During the breeding season, the male Augur Buzzard will display several courtship behaviors to attract a mate.

These behaviors can include aerial displays, such as soaring with outspread wings or hovering. The bird will also produce a series of vocalizations, including screeching or whistling, to call out to the female.


The Augur Buzzard breeds between April and August, with some variation depending on region. The breeding system is monogamous, with the pairs nesting together, sometimes with their young from the previous year.

Males will establish mating territories before the breeding season starts; however, females will wander before choosing a mate and selecting their permanent nest site. During nesting time, the male Augur Buzzard will gather food for the female and their offspring.

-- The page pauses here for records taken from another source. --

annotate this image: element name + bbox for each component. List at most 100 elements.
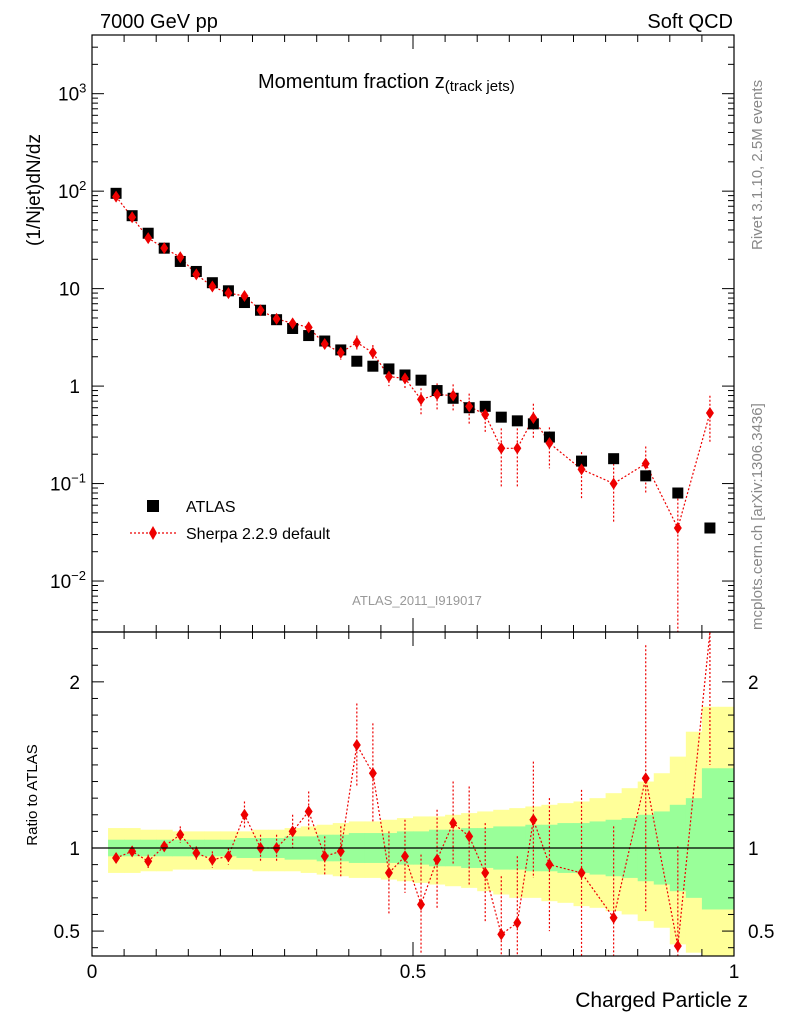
y-tick-label: 10−2 bbox=[50, 568, 86, 593]
mc-point bbox=[545, 437, 554, 450]
atlas-data-point bbox=[511, 415, 523, 427]
mc-point bbox=[609, 477, 618, 490]
legend-data-label: ATLAS bbox=[186, 499, 236, 516]
atlas-data-point bbox=[640, 470, 652, 482]
mc-point bbox=[304, 321, 313, 334]
mc-point bbox=[577, 463, 586, 476]
mc-point bbox=[433, 388, 442, 401]
y-tick-label: 103 bbox=[58, 81, 86, 106]
x-tick-label: 1 bbox=[729, 962, 740, 983]
ratio-y-tick-label-right: 2 bbox=[748, 673, 759, 694]
ratio-point bbox=[192, 846, 201, 859]
ratio-point bbox=[224, 850, 233, 863]
atlas-data-point bbox=[415, 374, 427, 386]
ratio-point bbox=[481, 866, 490, 879]
mc-point bbox=[497, 442, 506, 455]
legend-mc-marker bbox=[149, 526, 157, 540]
mc-point bbox=[112, 190, 121, 203]
ratio-point bbox=[545, 858, 554, 871]
ratio-point bbox=[288, 825, 297, 838]
ratio-point bbox=[433, 853, 442, 866]
ratio-point bbox=[384, 866, 393, 879]
ratio-point bbox=[352, 738, 361, 751]
header-category-label: Soft QCD bbox=[647, 11, 733, 33]
mc-point bbox=[673, 522, 682, 535]
ratio-y-tick-label-right: 1 bbox=[748, 839, 759, 860]
mc-point bbox=[465, 400, 474, 413]
mc-point bbox=[449, 389, 458, 402]
mcplots-label: mcplots.cern.ch [arXiv:1306.3436] bbox=[749, 403, 766, 630]
mc-point bbox=[256, 304, 265, 317]
ratio-point bbox=[304, 805, 313, 818]
plot-title-main: Momentum fraction z bbox=[258, 71, 445, 93]
mc-point bbox=[336, 346, 345, 359]
y-tick-label: 102 bbox=[58, 178, 86, 203]
x-tick-label: 0.5 bbox=[400, 962, 426, 983]
mc-point bbox=[417, 393, 426, 406]
ratio-point bbox=[465, 830, 474, 843]
mc-point bbox=[144, 232, 153, 245]
mc-point bbox=[272, 312, 281, 325]
legend: ATLAS Sherpa 2.2.9 default bbox=[130, 499, 331, 543]
y-tick-label: 10 bbox=[59, 280, 80, 301]
ratio-point bbox=[641, 772, 650, 785]
ratio-point bbox=[368, 767, 377, 780]
atlas-data-point bbox=[351, 355, 363, 367]
mc-point bbox=[481, 408, 490, 421]
ratio-point bbox=[513, 916, 522, 929]
ratio-uncertainty-bands bbox=[108, 706, 735, 956]
mc-point bbox=[208, 280, 217, 293]
mc-point bbox=[384, 370, 393, 383]
ratio-y-tick-label-right: 0.5 bbox=[748, 922, 774, 943]
mc-point bbox=[529, 412, 538, 425]
x-axis-label: Charged Particle z bbox=[575, 989, 748, 1012]
inner-band-segment bbox=[701, 768, 719, 910]
y-tick-label: 10−1 bbox=[50, 471, 86, 496]
mc-point bbox=[288, 317, 297, 330]
x-tick-label: 0 bbox=[87, 962, 98, 983]
atlas-data-point bbox=[383, 363, 395, 375]
atlas-data-point bbox=[495, 411, 507, 423]
ratio-point bbox=[609, 911, 618, 924]
mc-point bbox=[705, 406, 714, 419]
mc-point bbox=[513, 442, 522, 455]
ratio-panel-frame bbox=[91, 631, 735, 957]
plot-title: Momentum fraction z(track jets) bbox=[258, 71, 515, 95]
plot-title-sub: (track jets) bbox=[445, 78, 515, 95]
mc-point bbox=[160, 242, 169, 255]
inner-band-segment bbox=[717, 768, 735, 910]
ratio-point bbox=[160, 840, 169, 853]
ratio-point bbox=[320, 850, 329, 863]
ratio-y-tick-label-left: 1 bbox=[69, 839, 80, 860]
y-axis-label: (1/Njet)dN/dz bbox=[24, 134, 45, 246]
mc-point bbox=[352, 336, 361, 349]
mc-point bbox=[192, 268, 201, 281]
ratio-axis-ticks: 0.5 0.5 1 1 2 2 bbox=[54, 648, 774, 949]
mc-point bbox=[128, 211, 137, 224]
ratio-point bbox=[497, 928, 506, 941]
y-tick-label: 1 bbox=[69, 377, 80, 398]
mc-point bbox=[641, 457, 650, 470]
mc-main-line bbox=[115, 196, 711, 530]
legend-data-marker bbox=[147, 500, 159, 512]
rivet-version-label: Rivet 3.1.10, 2.5M events bbox=[749, 80, 766, 250]
ratio-y-tick-label-left: 0.5 bbox=[54, 922, 80, 943]
ratio-point bbox=[144, 855, 153, 868]
ratio-point bbox=[577, 866, 586, 879]
mc-point bbox=[320, 338, 329, 351]
ratio-y-tick-label-left: 2 bbox=[69, 673, 80, 694]
ratio-point bbox=[673, 940, 682, 953]
mc-point bbox=[224, 287, 233, 300]
ratio-point bbox=[176, 828, 185, 841]
mc-point bbox=[400, 372, 409, 385]
mc-ratio-line bbox=[115, 631, 711, 947]
ratio-points bbox=[112, 738, 682, 953]
atlas-data-point bbox=[608, 453, 620, 465]
ratio-y-axis-label: Ratio to ATLAS bbox=[24, 744, 41, 845]
ratio-point bbox=[449, 817, 458, 830]
legend-mc-label: Sherpa 2.2.9 default bbox=[186, 526, 331, 543]
analysis-label: ATLAS_2011_I919017 bbox=[352, 593, 482, 608]
ratio-point bbox=[112, 851, 121, 864]
atlas-data-point bbox=[576, 455, 588, 467]
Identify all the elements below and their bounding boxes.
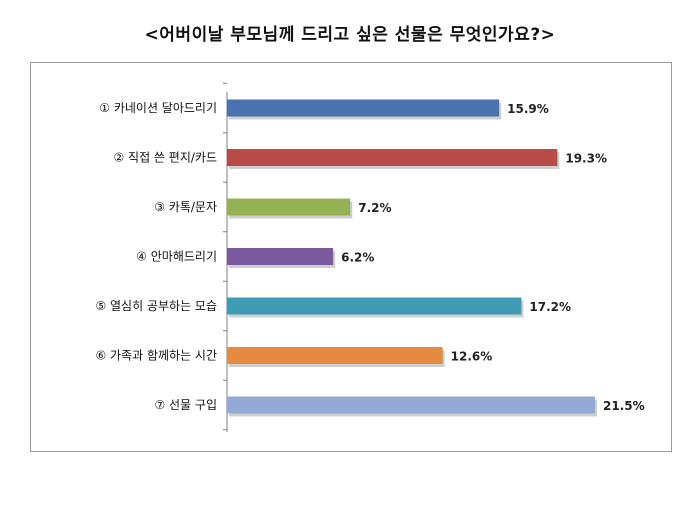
bar — [227, 149, 558, 166]
bar — [227, 396, 595, 414]
category-label: ⑦ 선물 구입 — [154, 398, 217, 412]
bar — [227, 99, 500, 117]
category-label: ⑥ 가족과 함께하는 시간 — [95, 349, 217, 363]
chart-title: <어버이날 부모님께 드리고 싶은 선물은 무엇인가요?> — [144, 25, 556, 45]
category-label: ⑤ 열심히 공부하는 모습 — [95, 299, 217, 313]
bar — [227, 347, 443, 364]
bar — [227, 198, 351, 216]
value-label: 19.3% — [565, 152, 607, 166]
category-label: ② 직접 쓴 편지/카드 — [113, 151, 217, 165]
value-label: 6.2% — [341, 251, 374, 265]
value-label: 12.6% — [451, 350, 493, 364]
chart-frame — [30, 62, 672, 452]
category-label: ① 카네이션 달아드리기 — [99, 101, 217, 115]
category-label: ③ 카톡/문자 — [154, 200, 217, 214]
bar — [227, 248, 334, 265]
value-label: 15.9% — [507, 102, 549, 116]
value-label: 21.5% — [603, 399, 645, 413]
bar — [227, 297, 522, 315]
value-label: 7.2% — [358, 201, 391, 215]
value-label: 17.2% — [529, 300, 571, 314]
category-label: ④ 안마해드리기 — [136, 250, 217, 264]
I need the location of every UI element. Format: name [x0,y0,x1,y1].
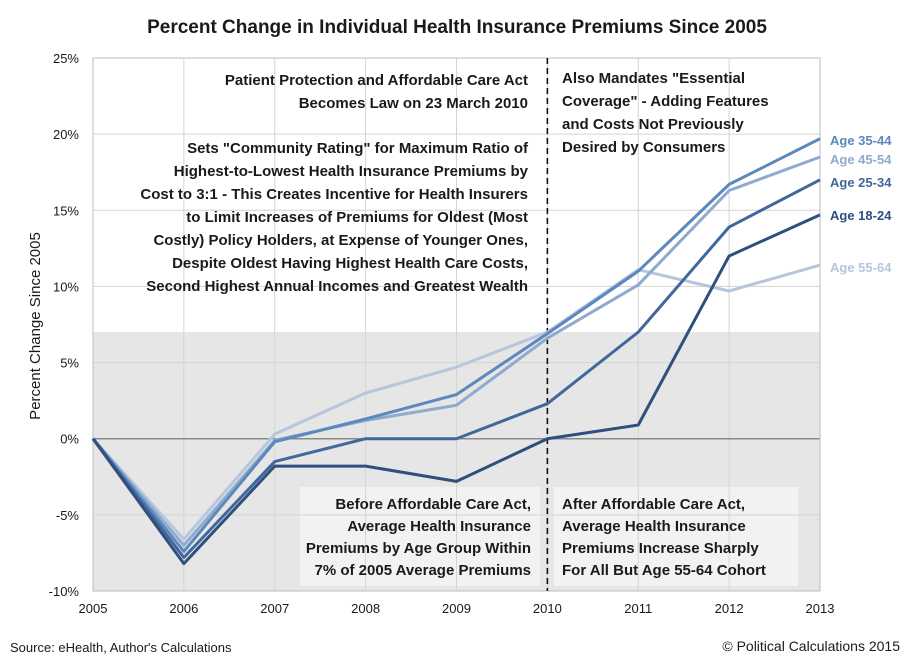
y-tick-label: 10% [53,279,79,294]
annotation-community-rating: Despite Oldest Having Highest Health Car… [172,255,528,272]
annotation-mandates: Also Mandates "Essential [562,70,745,87]
source-note: Source: eHealth, Author's Calculations [10,640,232,655]
series-line [91,137,821,553]
annotation-mandates: and Costs Not Previously [562,116,744,133]
x-tick-label: 2006 [169,601,198,616]
x-tick-label: 2013 [806,601,835,616]
x-tick-label: 2007 [260,601,289,616]
y-tick-label: -10% [49,584,80,599]
annotation-before: 7% of 2005 Average Premiums [315,562,532,579]
y-tick-label: 20% [53,127,79,142]
series-line [91,155,821,547]
y-tick-label: 15% [53,203,79,218]
y-axis-label: Percent Change Since 2005 [27,232,44,420]
annotation-community-rating: Cost to 3:1 - This Creates Incentive for… [140,186,528,203]
annotation-ppaca: Patient Protection and Affordable Care A… [225,72,528,89]
copyright-note: © Political Calculations 2015 [722,638,900,654]
plot-frame [92,57,821,592]
x-tick-label: 2009 [442,601,471,616]
before-note-box [300,487,540,586]
x-tick-label: 2005 [79,601,108,616]
annotation-mandates: Desired by Consumers [562,139,725,156]
series-line [91,178,821,559]
annotation-community-rating: Costly) Policy Holders, at Expense of Yo… [153,232,528,249]
chart-title: Percent Change in Individual Health Insu… [147,17,767,38]
annotation-before: Premiums by Age Group Within [306,540,531,557]
y-tick-label: 25% [53,51,79,66]
legend-entry: Age 35-44 [830,133,892,148]
x-tick-label: 2008 [351,601,380,616]
legend-entry: Age 18-24 [830,208,892,223]
annotation-ppaca: Becomes Law on 23 March 2010 [299,95,528,112]
annotation-community-rating: Highest-to-Lowest Health Insurance Premi… [174,163,529,180]
annotation-community-rating: to Limit Increases of Premiums for Oldes… [186,209,528,226]
annotation-after: After Affordable Care Act, [562,496,745,513]
series-line [91,213,821,566]
y-tick-label: -5% [56,508,80,523]
series-line [91,263,821,541]
legend-entry: Age 25-34 [830,175,892,190]
annotation-after: Premiums Increase Sharply [562,540,759,557]
annotation-mandates: Coverage" - Adding Features [562,93,769,110]
legend-entry: Age 45-54 [830,152,892,167]
annotation-community-rating: Sets "Community Rating" for Maximum Rati… [187,140,529,157]
text-layer: -10% -5% 0% 5% 10% 15% 20% 25% 2005 2006 2007 2008 2… [49,51,893,616]
y-tick-label: 0% [60,432,79,447]
annotation-before: Average Health Insurance [347,518,531,535]
x-tick-label: 2011 [624,601,652,616]
annotation-before: Before Affordable Care Act, [335,496,531,513]
annotation-after: For All But Age 55-64 Cohort [562,562,766,579]
annotation-community-rating: Second Highest Annual Incomes and Greate… [146,278,528,295]
x-tick-label: 2012 [715,601,744,616]
legend-entry: Age 55-64 [830,260,892,275]
x-tick-label: 2010 [533,601,562,616]
annotation-after: Average Health Insurance [562,518,746,535]
y-tick-label: 5% [60,356,79,371]
after-note-box [554,487,798,586]
line-layer [91,137,821,566]
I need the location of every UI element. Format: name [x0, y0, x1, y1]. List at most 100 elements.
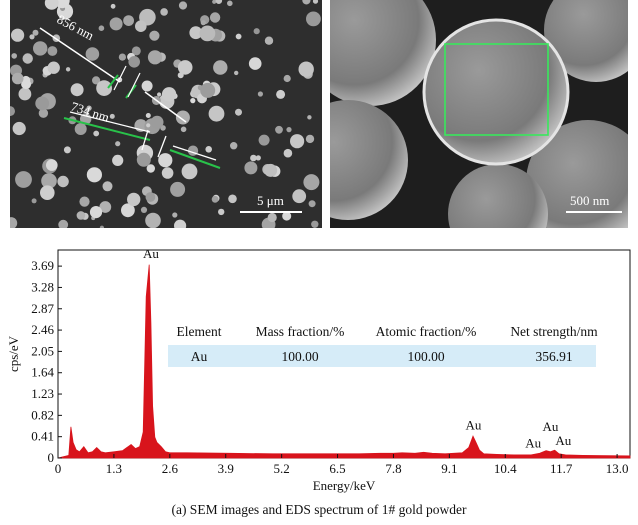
particle	[46, 159, 58, 171]
particle	[141, 80, 153, 92]
particle	[96, 80, 112, 96]
table-header-cell: Element	[177, 324, 222, 339]
particle	[76, 211, 86, 220]
particle	[177, 60, 193, 75]
particle	[211, 195, 219, 203]
particle	[235, 33, 242, 40]
particle	[286, 127, 292, 133]
particle	[140, 206, 148, 213]
particle	[118, 53, 126, 61]
particle	[215, 0, 223, 4]
particle	[200, 82, 216, 98]
peak-label: Au	[525, 436, 541, 451]
sem-image-closeup: 500 nm	[330, 0, 628, 228]
particle	[253, 28, 260, 35]
particle	[180, 126, 187, 133]
y-tick-label: 0.41	[31, 429, 54, 444]
particle	[158, 153, 173, 168]
measure-line	[169, 149, 221, 169]
particle	[306, 11, 321, 27]
particle	[276, 89, 286, 99]
particle	[190, 98, 196, 104]
particle	[181, 163, 198, 180]
particle	[305, 134, 315, 144]
particle	[147, 50, 163, 65]
particle	[235, 108, 242, 116]
x-tick-label: 13.0	[606, 461, 629, 476]
particle	[227, 0, 233, 7]
particle	[258, 134, 270, 146]
particle	[298, 61, 314, 77]
particle	[189, 26, 203, 40]
sem-closeup-svg: 500 nm	[330, 0, 628, 228]
particle	[282, 211, 292, 221]
particle	[115, 141, 121, 147]
x-tick-label: 5.2	[274, 461, 290, 476]
particle	[234, 70, 239, 76]
particle	[146, 123, 151, 128]
table-header-cell: Mass fraction/%	[256, 324, 345, 339]
particle	[11, 72, 24, 85]
particle	[302, 0, 311, 5]
particle	[93, 130, 100, 137]
sem-image-particles: 856 nm 734 nm 5 μm	[10, 0, 322, 228]
sphere	[448, 164, 548, 228]
table-cell: 100.00	[281, 349, 318, 364]
particle	[121, 203, 135, 218]
particle	[150, 115, 164, 129]
particle	[146, 164, 155, 173]
y-tick-label: 2.87	[31, 301, 54, 316]
table-header-cell: Atomic fraction/%	[376, 324, 477, 339]
particle	[21, 75, 31, 85]
particle	[57, 175, 69, 188]
particle	[135, 20, 147, 32]
particle	[131, 46, 141, 56]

Nesting materials are collected and arranged in a platform, with about four eggs being laid and incubated by the female for 35 days. Both parents will help feed the chicks until they are ready to leave the nest in about 6-7 weeks.

Demography and Populations

The Augur Buzzard is distributed throughout sub-Saharan Africa and is generally considered to be a species of Least Concern by the IUCN. However, population declines have been reported in some parts of the bird’s range, especially in areas where habitat loss and hunting are major threats.

Conservation efforts are being put in place to protect the bird’s critical habitats to ensure the bird’s long-term survival. In addition, measures are being taken to reduce conflicts between humans and the Augur Buzzard, for instance, through training farmers on how to protect their crops without harming these birds.

Further, more research is needed on population demography and dynamics of the species in various parts of its range to implement effective conservation measures. It is essential to monitor population demography to understand the success or lethality of these measures and whether they are sufficient to protect the species, particularly in areas where habitat loss and human conflicts are most prominent.